How Necessary is a Dual Type (Row and Column Store) Database?

So if we look at what drove Oracle and IBM to add column stores to their relational/row-oriented databases, it was undoubtedly HANA.

SAP proposed that it was critical that a single database could do both OLTP and OLAP.

However, how important is this need?

Companies still tend to use row-oriented databases for most applications, and then move data over to a specialized analytics system, which have different hardware and either column oriented capabilities, or uses star schemas to speed relational database performance for analytics. SAP made this emphasis in the marketplace that OLTP and OLAP should be equally well performed by a single database, but this turns out to be challenging to do. Indeed, SAP has never been able to do it.

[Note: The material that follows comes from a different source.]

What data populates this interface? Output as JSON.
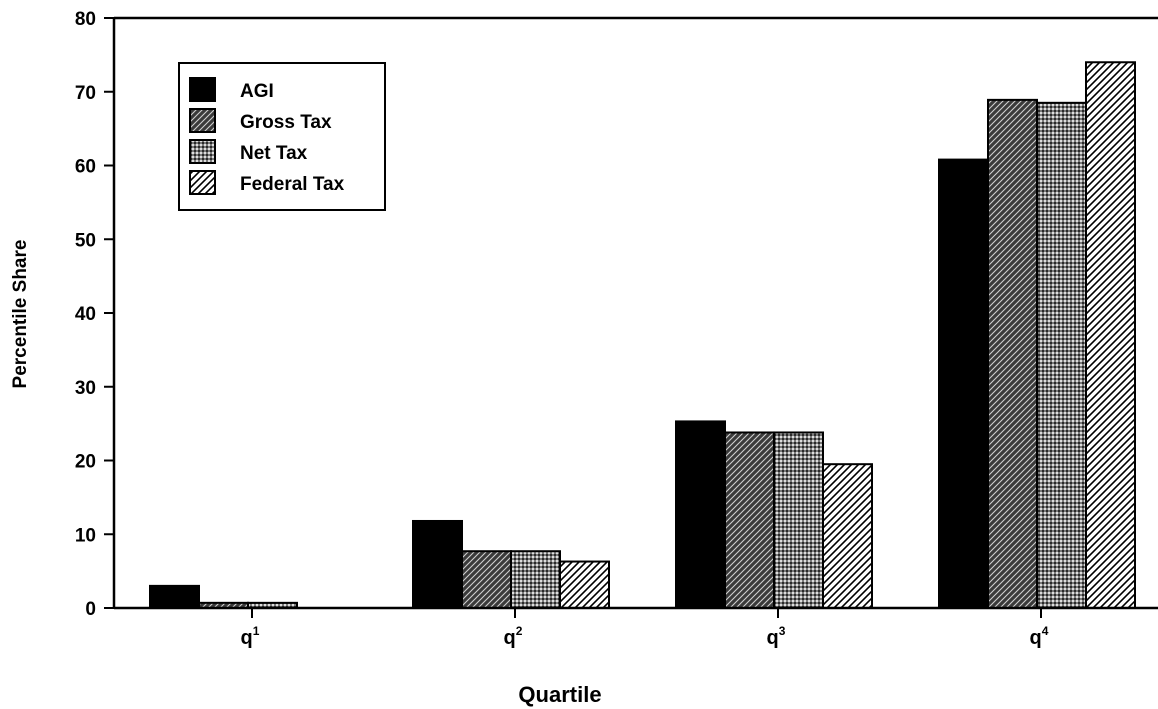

Oracle and IBM have more database capabilities than SAP, so naturally, they have gotten closer. But if we step back for a moment, I question SAP’s proposal that this is, in fact, all that necessary. It seems we are driving database vendors to push their databases in this direction without asking the question of how vital it is in the first place.

Conclusion

There are multiple dimensions to the questions of column stores for row-oriented databases. This is a trend started by SAP and then marketed to the hilt with HANA. But there is little evidence this functionality is particularly necessary.

Philip Henry does an outstanding job of surfacing some issues related to complexity and maintenance that are entirely original. However, some technical observations are hindered by comingling HCC with Oracle In-Memory as well as requiring a fuller description of how Oracle optimizes memory during queries.

This article receives a score of 8 out of 10 on the Brightwork Accuracy Scale.